Suffrage - History of Suffrage Around The World - South Africa

South Africa

  • 1910 — The Union of South Africa is established by the South Africa Act 1909. The House of Assembly is elected by first-past-the-post voting in single-member constituencies. The franchise qualifications are the same as those previously existing for elections of the legislatures of the colonies that comprised the Union. In the Transvaal and the Orange Free State the franchise is limited to white men. In Natal the franchise is limited to men meeting property and literacy qualifications; it was theoretically colour-blind but in practise nearly all non-white men were excluded. The traditional "Cape Qualified Franchise" of the Cape Province is limited to men meeting property and literacy qualifications and is colour-blind; nonetheless 85% of voters are white. The rights of non-white voters in the Cape Province are protected by an entrenched clause in the South Africa Act requiring a two-thirds vote in a joint sitting of both Houses of Parliament.
  • 1930 — The Women's Enfranchisement Act, 1930 extends the right to vote to all white women over the age of 21.
  • 1931 — The Franchise Laws Amendment Act, 1931 removes the property and literacy qualifications for all white men over the age of 21, but they are retained for non-white voters.
  • 1936 — The Representation of Natives Act, 1936 removes black voters in the Cape Province from the common voters' roll and instead allows them to elect three "Native Representative Members" to the House of Assembly. Four Senators are to be indirectly elected by chiefs and local authorities to represent black South Africans throughout the country. The act is passed with the necessary two-thirds majority in a joint sitting.
  • 1951 — The Separate Representation of Voters Act, 1951 is passed by Parliament by an ordinary majority in separate sittings. It purports to remove coloured voters in the Cape Province from the common voters' roll and instead allow them to elect four "Coloured Representative Members" to the House of Assembly.
  • 1952 — In Harris v Minister of the Interior the Separate Representation of Voters Act is annulled by the Appellate Division of the Supreme Court because it was not passed with the necessary two-thirds majority in a joint sitting. Parliament passes the High Court of Parliament Act, 1952, purporting to allow it to reverse this decision, but the Appellate Division annuls it as well.

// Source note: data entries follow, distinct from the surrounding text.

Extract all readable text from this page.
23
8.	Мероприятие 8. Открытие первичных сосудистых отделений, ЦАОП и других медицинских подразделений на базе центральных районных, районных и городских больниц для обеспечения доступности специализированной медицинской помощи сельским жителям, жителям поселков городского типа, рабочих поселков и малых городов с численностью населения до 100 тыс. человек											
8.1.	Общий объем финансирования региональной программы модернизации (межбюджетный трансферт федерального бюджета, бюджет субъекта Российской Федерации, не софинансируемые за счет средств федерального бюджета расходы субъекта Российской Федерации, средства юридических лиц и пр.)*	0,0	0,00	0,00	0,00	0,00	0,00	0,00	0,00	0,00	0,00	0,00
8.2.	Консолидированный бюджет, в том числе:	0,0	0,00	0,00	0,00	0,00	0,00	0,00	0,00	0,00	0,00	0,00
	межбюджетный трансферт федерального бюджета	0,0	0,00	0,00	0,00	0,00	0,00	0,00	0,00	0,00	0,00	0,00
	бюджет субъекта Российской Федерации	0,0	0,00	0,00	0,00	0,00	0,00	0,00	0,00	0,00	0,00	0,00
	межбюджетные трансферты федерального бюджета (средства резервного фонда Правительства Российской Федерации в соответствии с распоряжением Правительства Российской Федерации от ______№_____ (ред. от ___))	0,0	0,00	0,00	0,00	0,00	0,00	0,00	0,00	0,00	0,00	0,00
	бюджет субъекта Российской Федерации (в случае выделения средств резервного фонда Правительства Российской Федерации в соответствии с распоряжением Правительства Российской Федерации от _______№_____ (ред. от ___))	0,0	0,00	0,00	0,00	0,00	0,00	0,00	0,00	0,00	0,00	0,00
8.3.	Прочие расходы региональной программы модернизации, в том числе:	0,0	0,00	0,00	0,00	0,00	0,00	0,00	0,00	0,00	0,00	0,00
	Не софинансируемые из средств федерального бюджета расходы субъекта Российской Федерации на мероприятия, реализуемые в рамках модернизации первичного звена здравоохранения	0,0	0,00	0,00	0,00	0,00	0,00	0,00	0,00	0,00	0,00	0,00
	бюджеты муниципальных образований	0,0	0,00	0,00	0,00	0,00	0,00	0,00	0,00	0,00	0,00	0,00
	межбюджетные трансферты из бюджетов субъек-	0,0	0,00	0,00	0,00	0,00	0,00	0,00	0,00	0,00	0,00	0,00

  • 1956 — By packing the Senate and the Appellate Division, the government passes the South Africa Act Amendment Act, 1956, reversing the annulment of the Separate Representation of Voters Act and giving it the force of law.
  • 1958 — The Electoral Law Amendment Act, 1958 reduces the voting age for white voters from 21 to 18.
  • 1959 — The Promotion of Bantu Self-government Act, 1959 repeals the Representation of Natives Act, removing all representation of black people in Parliament.
  • 1968 — The Separate Representation of Voters Amendment Act, 1968 repeals the Separate Representation of Voters Act, removing all representation of coloured people in Parliament.
  • 1969 — The first election of the Coloured Persons Representative Council (CPRC), which has limited legislative powers, is held. Every Coloured citizen over the age of 21 can vote for it, in first-past-the-post elections in single-member constituencies.
  • 1978 — The voting age for the CPRC is reduced from 21 to 18.
  • 1981 — The first election of the South African Indian Council (SAIC), which has limited legislative powers, is held. Every Indian South African citizen over the age of 18 can vote for it, in first-past-the-post elections in single-member constituencies.
  • 1984 — The Constitution of 1983 establishes the Tricameral Parliament. Two new Houses of Parliament are created, the House of Representatives to represent coloured citizens and the House of Delegates to represent Indian citizens. Every coloured and Indian citizen over the age of 18 can vote in elections for the relevant house. As with the House of Assembly, the members are elected by first-past-the-post voting in single-member constituencies. The CPRC and SAIC are abolished.
  • 1994 — With the end of apartheid, the Interim Constitution of 1993 abolishes the Tricameral Parliament and all racial discrimination in voting rights. A new National Assembly is created, and every South African citizen over the age of 18 has the right to vote for the assembly. Elections of the assembly are based on party-list proportional representation. The right to vote is entrenched in the Bill of Rights.
  • 1999 — In August and Another v Electoral Commission and Others the Constitutional Court rules that prisoners cannot be denied the right to vote without a law that explicitly does so.
  • 2003 — The Electoral Laws Amendment Act, 2003 purports to prohibit convicted prisoners from voting.
  • 2004 — In Minister of Home Affairs v NICRO and Others the Constitutional Court rules that prisoners cannot be denied the right to vote, and invalidates the laws that do so.
  • 2009 — In Richter v Minister for Home Affairs and Others the Constitutional Court rules that South African citizens outside the country cannot be denied the right to vote.